Positioned in this way, PROFINET has the potential to establish itself in the process industry not only as a backbone, but at the field level as well. Preparations for the most important trade fair in the process automation sector – Achema, which will be held in June 2021 – are currently in full swing. The first measuring instruments for the process industry with Ethernet APL, those for recording temperature, pressure, level and flow, as well as actuators, will be presented in Frankfurt.

Process automation is being faced with major challenges by digitization and Industry 4.0. Classic fieldbus connections are certainly very powerful, and good solutions for connecting to hazardous areas, or integrating into Ethernet, have been created over time. Increasingly complex network structures – like those resulting from using proxies and gateways – are emerging, however. Still, a crucial aspect of process automation, namely safety, is still being implemented using 4–20 mA. This increases engineering complexity and prevents the advantages of digital communication and intelligent instrumentation from being utilized.

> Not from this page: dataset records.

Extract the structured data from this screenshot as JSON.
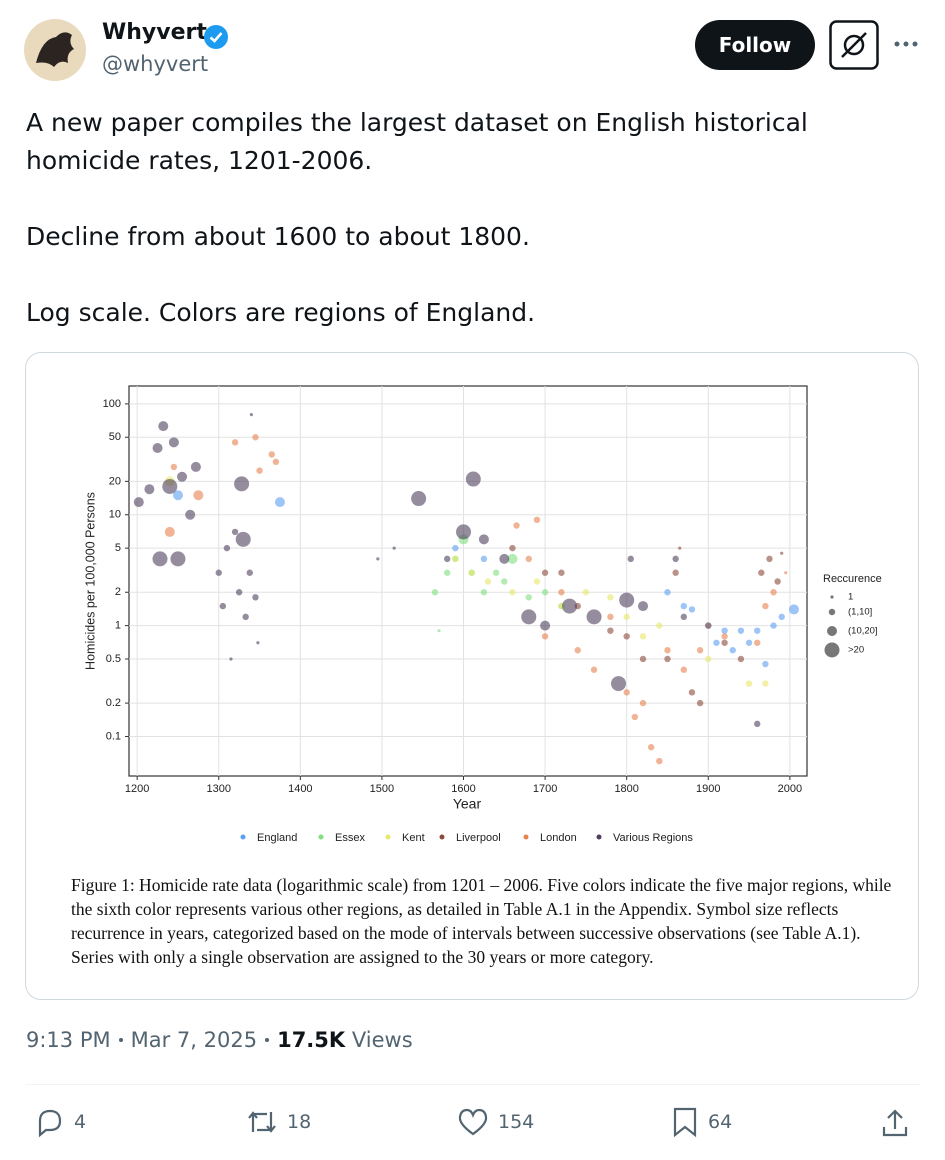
{
  "tweet": {
    "author_name": "Whyvert",
    "handle": "@whyvert",
    "follow": "Follow",
    "text": [
      "A new paper compiles the largest dataset on English historical homicide rates, 1201-2006.",
      "Decline from about 1600 to about 1800.",
      "Log scale. Colors are regions of England."
    ],
    "time": "9:13 PM",
    "date": "Mar 7, 2025",
    "views_count": "17.5K",
    "views_label": "Views",
    "replies": 4,
    "retweets": 18,
    "likes": 154,
    "bookmarks": 64
  },
  "chart_data": {
    "type": "scatter",
    "xlabel": "Year",
    "ylabel": "Homicides per 100,000 Persons",
    "log_y": true,
    "grid": true,
    "xlim": [
      1190,
      2021
    ],
    "ylim": [
      0.044,
      145
    ],
    "xticks": [
      1200,
      1300,
      1400,
      1500,
      1600,
      1700,
      1800,
      1900,
      2000
    ],
    "yticks": [
      0.1,
      0.2,
      0.5,
      1,
      2,
      5,
      10,
      20,
      50,
      100
    ],
    "size_legend": {
      "title": "Reccurence",
      "labels": [
        "1",
        "(1,10]",
        "(10,20]",
        ">20"
      ]
    },
    "series": [
      {
        "name": "England",
        "color": "#5b9ff0",
        "x": [
          1250,
          1375,
          1590,
          1625,
          1850,
          1870,
          1880,
          1900,
          1910,
          1920,
          1930,
          1940,
          1950,
          1960,
          1970,
          1980,
          1990,
          2005
        ],
        "values": [
          15,
          13,
          5,
          4,
          2,
          1.5,
          1.4,
          1,
          0.7,
          0.9,
          0.6,
          0.9,
          0.7,
          0.9,
          0.45,
          1,
          1.2,
          1.4
        ],
        "sizes": [
          "(10,20]",
          "(10,20]",
          "(1,10]",
          "(1,10]",
          "(1,10]",
          "(1,10]",
          "(1,10]",
          "(1,10]",
          "(1,10]",
          "(1,10]",
          "(1,10]",
          "(1,10]",
          "(1,10]",
          "(1,10]",
          "(1,10]",
          "(1,10]",
          "(1,10]",
          "(10,20]"
        ]
      },
      {
        "name": "Essex",
        "color": "#7fe07f",
        "x": [
          1565,
          1570,
          1580,
          1590,
          1600,
          1610,
          1625,
          1640,
          1650,
          1660,
          1680,
          1700,
          1720
        ],
        "values": [
          2,
          0.9,
          3,
          4,
          6,
          3,
          2,
          3,
          2.5,
          4,
          1.8,
          2,
          1.5
        ],
        "sizes": [
          "(1,10]",
          "1",
          "(1,10]",
          "(1,10]",
          "(10,20]",
          "(1,10]",
          "(1,10]",
          "(1,10]",
          "(1,10]",
          "(10,20]",
          "(1,10]",
          "(1,10]",
          "(1,10]"
        ]
      },
      {
        "name": "Kent",
        "color": "#e8e86a",
        "x": [
          1240,
          1590,
          1610,
          1630,
          1660,
          1690,
          1720,
          1750,
          1780,
          1800,
          1820,
          1840,
          1900,
          1950,
          1970
        ],
        "values": [
          20,
          4,
          3,
          2.5,
          2,
          2.5,
          1.5,
          2,
          1.8,
          1.2,
          0.8,
          1,
          0.5,
          0.3,
          0.3
        ],
        "sizes": [
          "(10,20]",
          "(1,10]",
          "(1,10]",
          "(1,10]",
          "(1,10]",
          "(1,10]",
          "(1,10]",
          "(1,10]",
          "(1,10]",
          "(1,10]",
          "(1,10]",
          "(1,10]",
          "(1,10]",
          "(1,10]",
          "(1,10]"
        ]
      },
      {
        "name": "Liverpool",
        "color": "#8b4a3a",
        "x": [
          1660,
          1700,
          1720,
          1740,
          1780,
          1800,
          1820,
          1850,
          1860,
          1865,
          1880,
          1890,
          1900,
          1920,
          1940,
          1965,
          1975,
          1985,
          1990
        ],
        "values": [
          5,
          3,
          3,
          1.5,
          0.9,
          0.8,
          0.5,
          0.5,
          3,
          5,
          0.25,
          0.2,
          1,
          0.7,
          0.5,
          3,
          4,
          2.5,
          4.5
        ],
        "sizes": [
          "(1,10]",
          "(1,10]",
          "(1,10]",
          "(1,10]",
          "(1,10]",
          "(1,10]",
          "(1,10]",
          "(1,10]",
          "(1,10]",
          "1",
          "(1,10]",
          "(1,10]",
          "(1,10]",
          "(1,10]",
          "(1,10]",
          "(1,10]",
          "(1,10]",
          "(1,10]",
          "1"
        ]
      },
      {
        "name": "London",
        "color": "#e8804f",
        "x": [
          1240,
          1245,
          1275,
          1320,
          1345,
          1350,
          1365,
          1370,
          1665,
          1680,
          1690,
          1700,
          1720,
          1740,
          1760,
          1780,
          1800,
          1810,
          1820,
          1830,
          1840,
          1850,
          1870,
          1890,
          1920,
          1960,
          1970,
          1980,
          1995
        ],
        "values": [
          7,
          27,
          15,
          45,
          50,
          25,
          35,
          30,
          8,
          4,
          9,
          0.8,
          2,
          0.6,
          0.4,
          1.2,
          0.25,
          0.15,
          0.2,
          0.08,
          0.06,
          0.6,
          0.4,
          0.6,
          0.8,
          0.7,
          1.5,
          2,
          3
        ],
        "sizes": [
          "(10,20]",
          "(1,10]",
          "(10,20]",
          "(1,10]",
          "(1,10]",
          "(1,10]",
          "(1,10]",
          "(1,10]",
          "(1,10]",
          "(1,10]",
          "(1,10]",
          "(1,10]",
          "(1,10]",
          "(1,10]",
          "(1,10]",
          "(1,10]",
          "(1,10]",
          "(1,10]",
          "(1,10]",
          "(1,10]",
          "(1,10]",
          "(1,10]",
          "(1,10]",
          "(1,10]",
          "(1,10]",
          "(1,10]",
          "(1,10]",
          "(1,10]",
          "1"
        ]
      },
      {
        "name": "Various Regions",
        "color": "#4e3f5e",
        "x": [
          1202,
          1215,
          1225,
          1228,
          1232,
          1240,
          1245,
          1250,
          1255,
          1265,
          1272,
          1300,
          1305,
          1310,
          1315,
          1320,
          1325,
          1328,
          1330,
          1333,
          1338,
          1340,
          1345,
          1348,
          1495,
          1515,
          1545,
          1580,
          1600,
          1612,
          1625,
          1650,
          1680,
          1700,
          1730,
          1760,
          1790,
          1800,
          1805,
          1820,
          1860,
          1870,
          1960
        ],
        "values": [
          13,
          17,
          40,
          4,
          63,
          18,
          45,
          4,
          22,
          10,
          27,
          3,
          1.5,
          5,
          0.5,
          7,
          2,
          19,
          6,
          1.2,
          3,
          80,
          1.8,
          0.7,
          4,
          5,
          14,
          4,
          7,
          21,
          6,
          4,
          1.2,
          1,
          1.5,
          1.2,
          0.3,
          1.7,
          4,
          1.5,
          4,
          1.2,
          0.13
        ],
        "sizes": [
          "(10,20]",
          "(10,20]",
          "(10,20]",
          ">20",
          "(10,20]",
          ">20",
          "(10,20]",
          ">20",
          "(10,20]",
          "(10,20]",
          "(10,20]",
          "(1,10]",
          "(1,10]",
          "(1,10]",
          "1",
          "(1,10]",
          "(1,10]",
          ">20",
          ">20",
          "(1,10]",
          "(1,10]",
          "1",
          "(1,10]",
          "1",
          "1",
          "1",
          ">20",
          "(1,10]",
          ">20",
          ">20",
          "(10,20]",
          "(10,20]",
          ">20",
          "(10,20]",
          ">20",
          ">20",
          ">20",
          ">20",
          "(1,10]",
          "(10,20]",
          "(1,10]",
          "(1,10]",
          "(1,10]"
        ]
      }
    ],
    "caption": "Figure 1: Homicide rate data (logarithmic scale) from 1201 – 2006. Five colors indicate the five major regions, while the sixth color represents various other regions, as detailed in Table A.1 in the Appendix. Symbol size reflects recurrence in years, categorized based on the mode of intervals between successive observations (see Table A.1). Series with only a single observation are assigned to the 30 years or more category."
  }
}
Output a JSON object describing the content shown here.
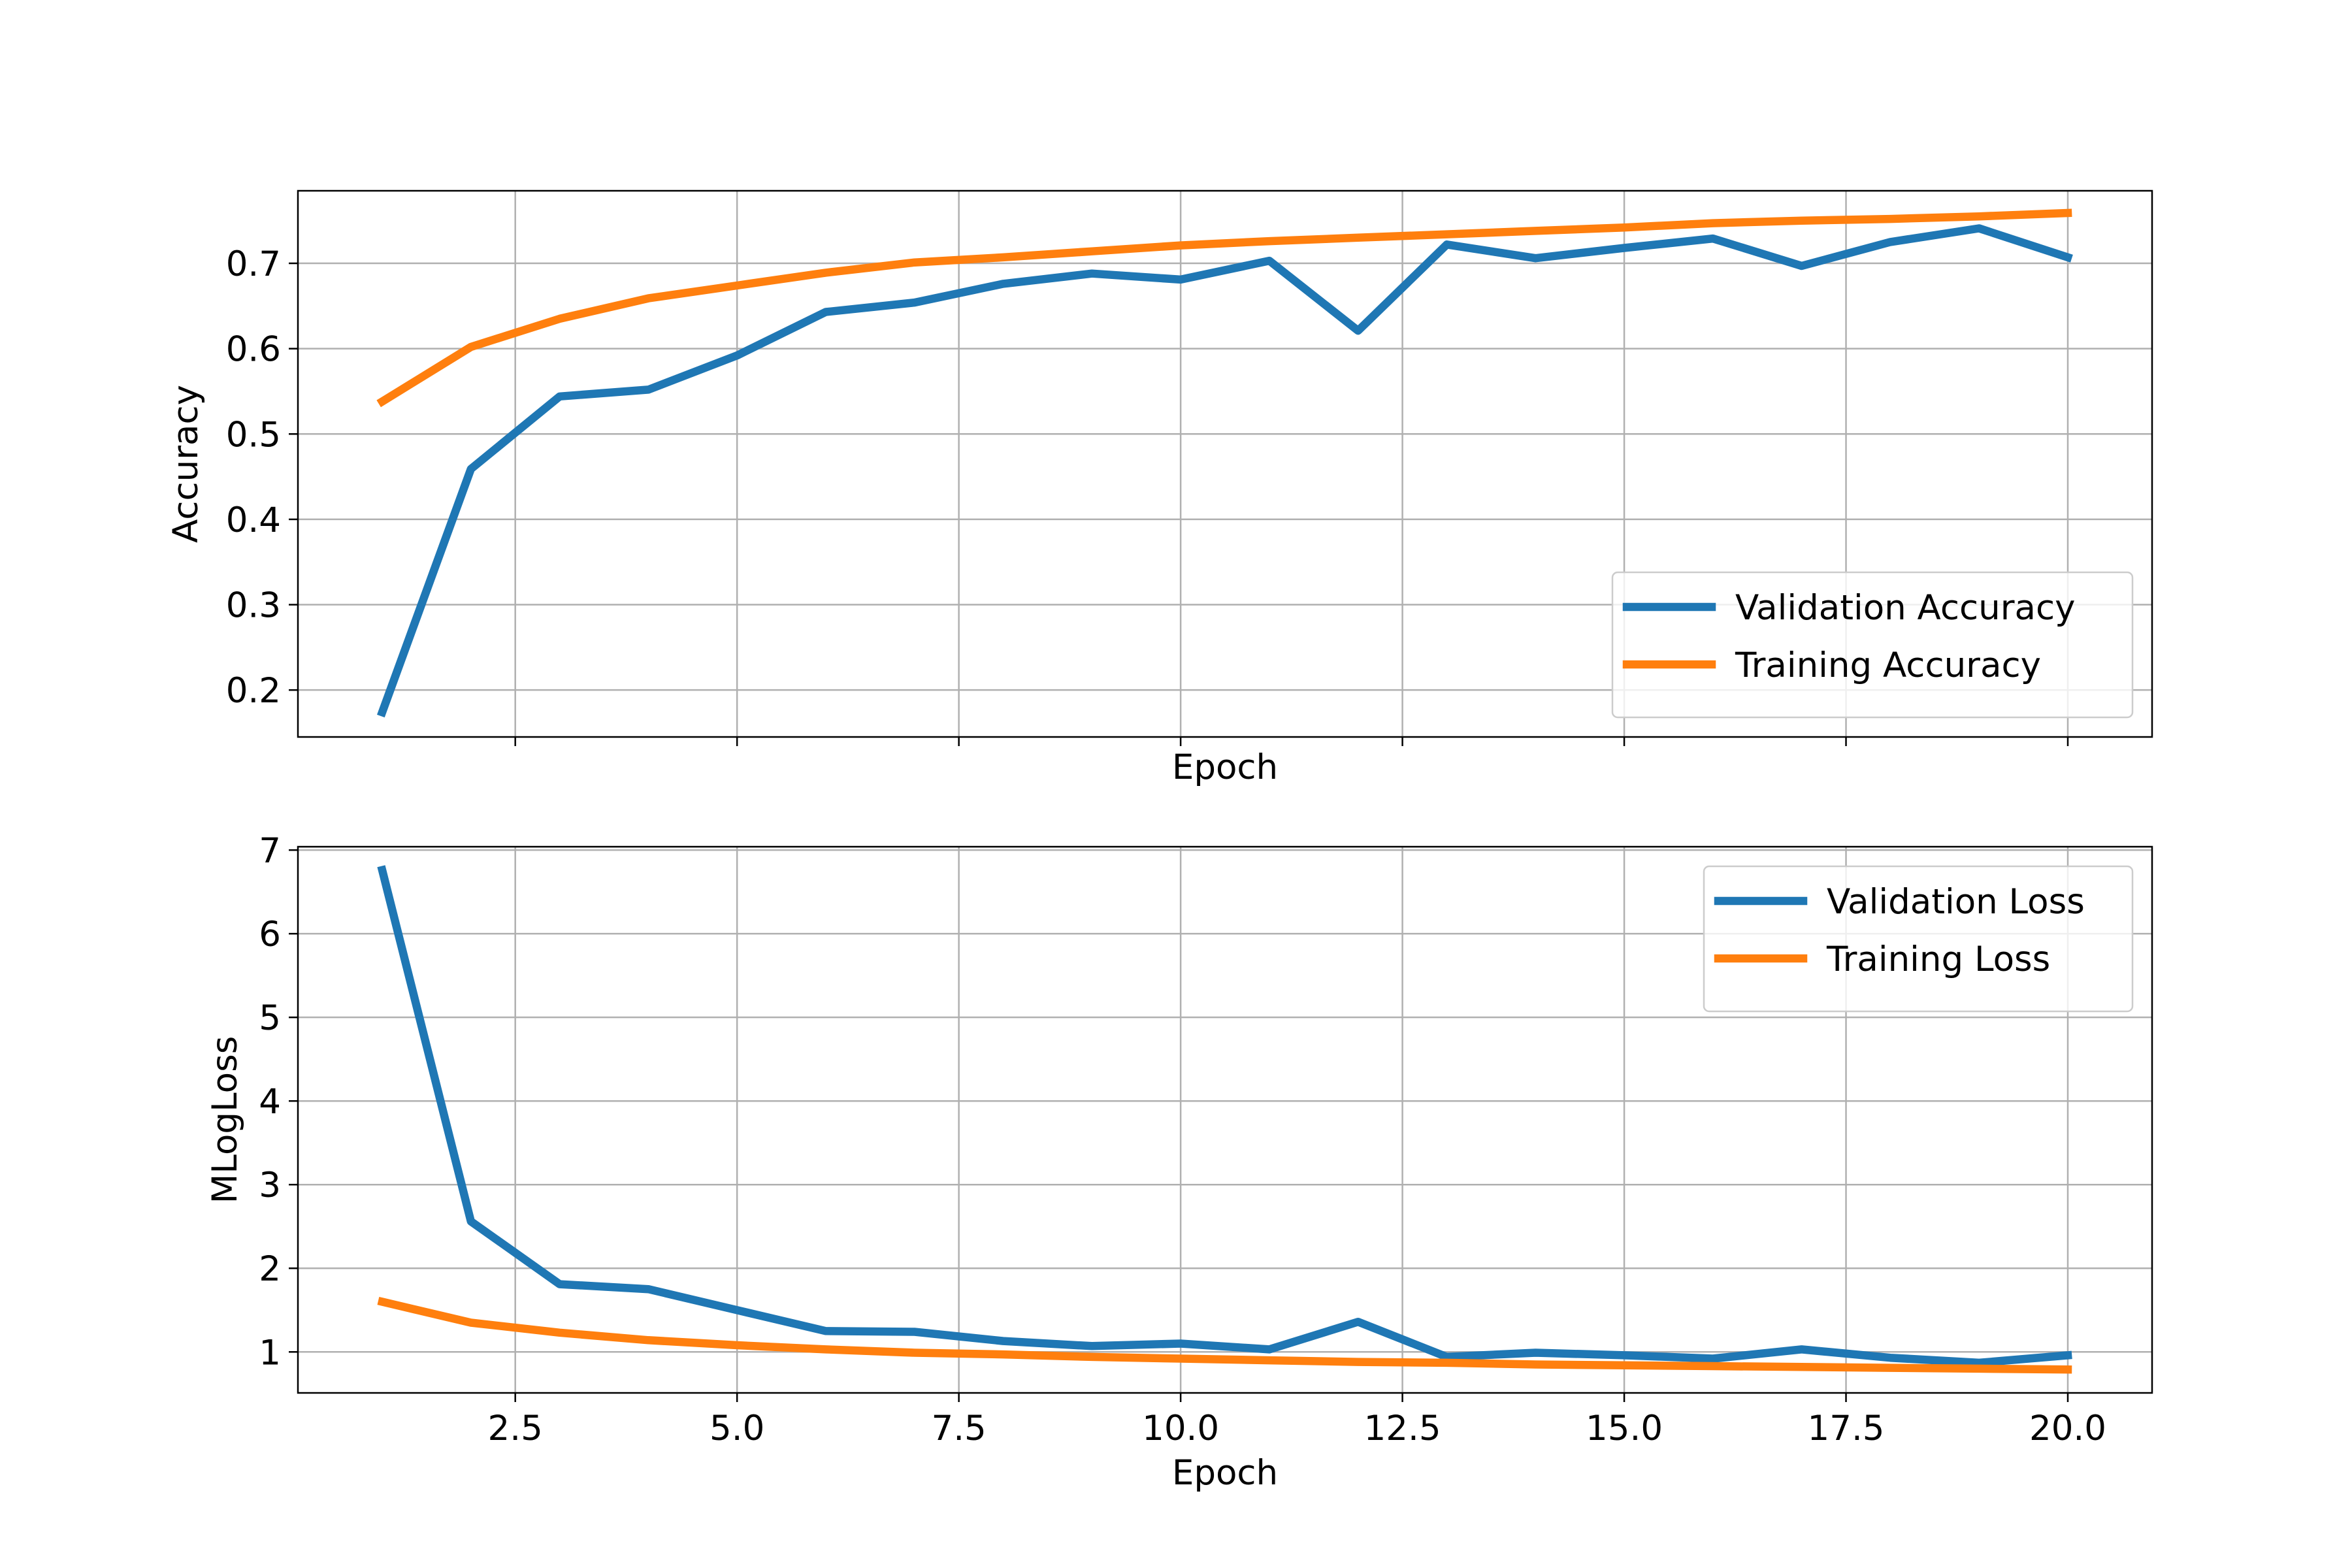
{
  "chart_data": [
    {
      "type": "line",
      "xlabel": "Epoch",
      "ylabel": "Accuracy",
      "xlim": [
        0.05,
        20.95
      ],
      "ylim": [
        0.145,
        0.785
      ],
      "xticks": [
        2.5,
        5.0,
        7.5,
        10.0,
        12.5,
        15.0,
        17.5,
        20.0
      ],
      "xtick_labels": [
        "",
        "",
        "",
        "",
        "",
        "",
        "",
        ""
      ],
      "yticks": [
        0.2,
        0.3,
        0.4,
        0.5,
        0.6,
        0.7
      ],
      "ytick_labels": [
        "0.2",
        "0.3",
        "0.4",
        "0.5",
        "0.6",
        "0.7"
      ],
      "grid": true,
      "legend_position": "lower-right",
      "x": [
        1,
        2,
        3,
        4,
        5,
        6,
        7,
        8,
        9,
        10,
        11,
        12,
        13,
        14,
        15,
        16,
        17,
        18,
        19,
        20
      ],
      "series": [
        {
          "name": "Validation Accuracy",
          "color": "#1f77b4",
          "values": [
            0.174,
            0.459,
            0.544,
            0.552,
            0.592,
            0.643,
            0.654,
            0.676,
            0.688,
            0.681,
            0.703,
            0.621,
            0.722,
            0.706,
            0.718,
            0.729,
            0.697,
            0.725,
            0.741,
            0.707
          ]
        },
        {
          "name": "Training Accuracy",
          "color": "#ff7f0e",
          "values": [
            0.538,
            0.602,
            0.635,
            0.659,
            0.674,
            0.689,
            0.701,
            0.707,
            0.714,
            0.721,
            0.726,
            0.73,
            0.734,
            0.738,
            0.742,
            0.747,
            0.75,
            0.752,
            0.755,
            0.759
          ]
        }
      ]
    },
    {
      "type": "line",
      "xlabel": "Epoch",
      "ylabel": "MLogLoss",
      "xlim": [
        0.05,
        20.95
      ],
      "ylim": [
        0.51,
        7.04
      ],
      "xticks": [
        2.5,
        5.0,
        7.5,
        10.0,
        12.5,
        15.0,
        17.5,
        20.0
      ],
      "xtick_labels": [
        "2.5",
        "5.0",
        "7.5",
        "10.0",
        "12.5",
        "15.0",
        "17.5",
        "20.0"
      ],
      "yticks": [
        1,
        2,
        3,
        4,
        5,
        6,
        7
      ],
      "ytick_labels": [
        "1",
        "2",
        "3",
        "4",
        "5",
        "6",
        "7"
      ],
      "grid": true,
      "legend_position": "upper-right",
      "x": [
        1,
        2,
        3,
        4,
        5,
        6,
        7,
        8,
        9,
        10,
        11,
        12,
        13,
        14,
        15,
        16,
        17,
        18,
        19,
        20
      ],
      "series": [
        {
          "name": "Validation Loss",
          "color": "#1f77b4",
          "values": [
            6.76,
            2.56,
            1.81,
            1.75,
            1.5,
            1.25,
            1.24,
            1.13,
            1.07,
            1.1,
            1.03,
            1.36,
            0.94,
            0.99,
            0.96,
            0.92,
            1.03,
            0.93,
            0.87,
            0.96
          ]
        },
        {
          "name": "Training Loss",
          "color": "#ff7f0e",
          "values": [
            1.6,
            1.35,
            1.23,
            1.14,
            1.08,
            1.03,
            0.99,
            0.97,
            0.94,
            0.92,
            0.9,
            0.88,
            0.87,
            0.85,
            0.84,
            0.83,
            0.82,
            0.81,
            0.8,
            0.79
          ]
        }
      ]
    }
  ]
}
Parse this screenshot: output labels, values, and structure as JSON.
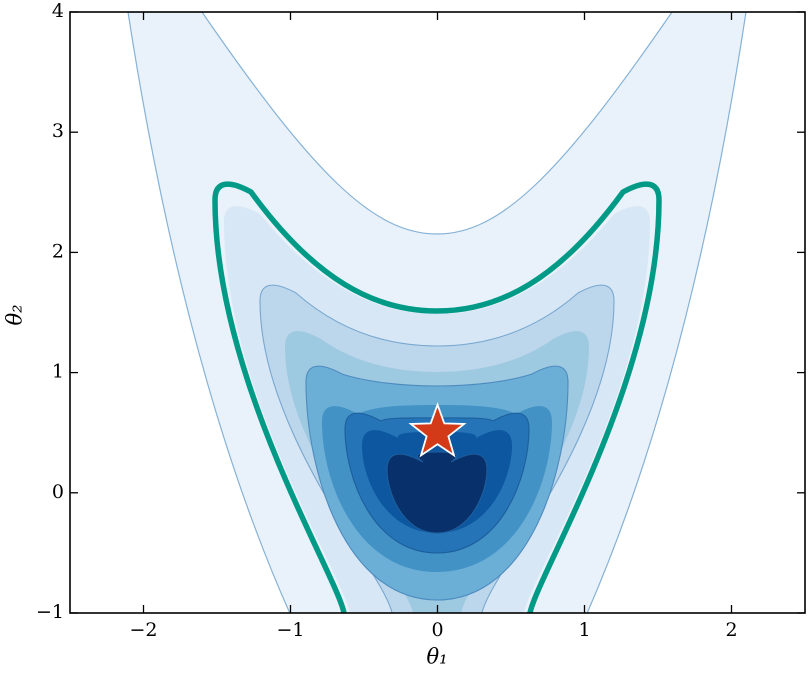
{
  "chart_data": {
    "type": "contour",
    "x_label": "θ₁",
    "y_label": "θ₂",
    "xlim": [
      -2.5,
      2.5
    ],
    "ylim": [
      -1,
      4
    ],
    "xticks": [
      {
        "value": -2,
        "label": "−2"
      },
      {
        "value": -1,
        "label": "−1"
      },
      0,
      1,
      2
    ],
    "yticks": [
      {
        "value": -1,
        "label": "−1"
      },
      0,
      1,
      2,
      3,
      4
    ],
    "marker": {
      "x": 0,
      "y": 0.5,
      "color": "#d33a17"
    },
    "highlight_color": "#009a87"
  }
}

With Ethernet APL, it is possible to integrate every area of the process industry. With an integrated PROFINET network, which includes PROFIsafe (Ethernet APL as  “black channel” in this case), automation of the process industry becomes far easier. Secure communication over the black channel is ensured without the need for any additional security measures.

PROFINET also allows the coexistence of other protocols on the network, for example, for remote diagnostics and configuration via a web server or the use of additional tools on the same network without their having to be designed explicitly for PROFINET. This not only makes engineering easier but results in a host of advantages in the operation and maintenance of future-oriented process industry plants.

The final certification measures are currently still underway, and all work on Ethernet APL will be complete by Spring 2022. PI’s work won’t stop there, though, as it will continue to support process automation on its path to the world of digitization. Our role here will be to reduce complexity, simplify information models, and overcome new challenges posed by Industry 4.0 regarding security and cloud connections, for example.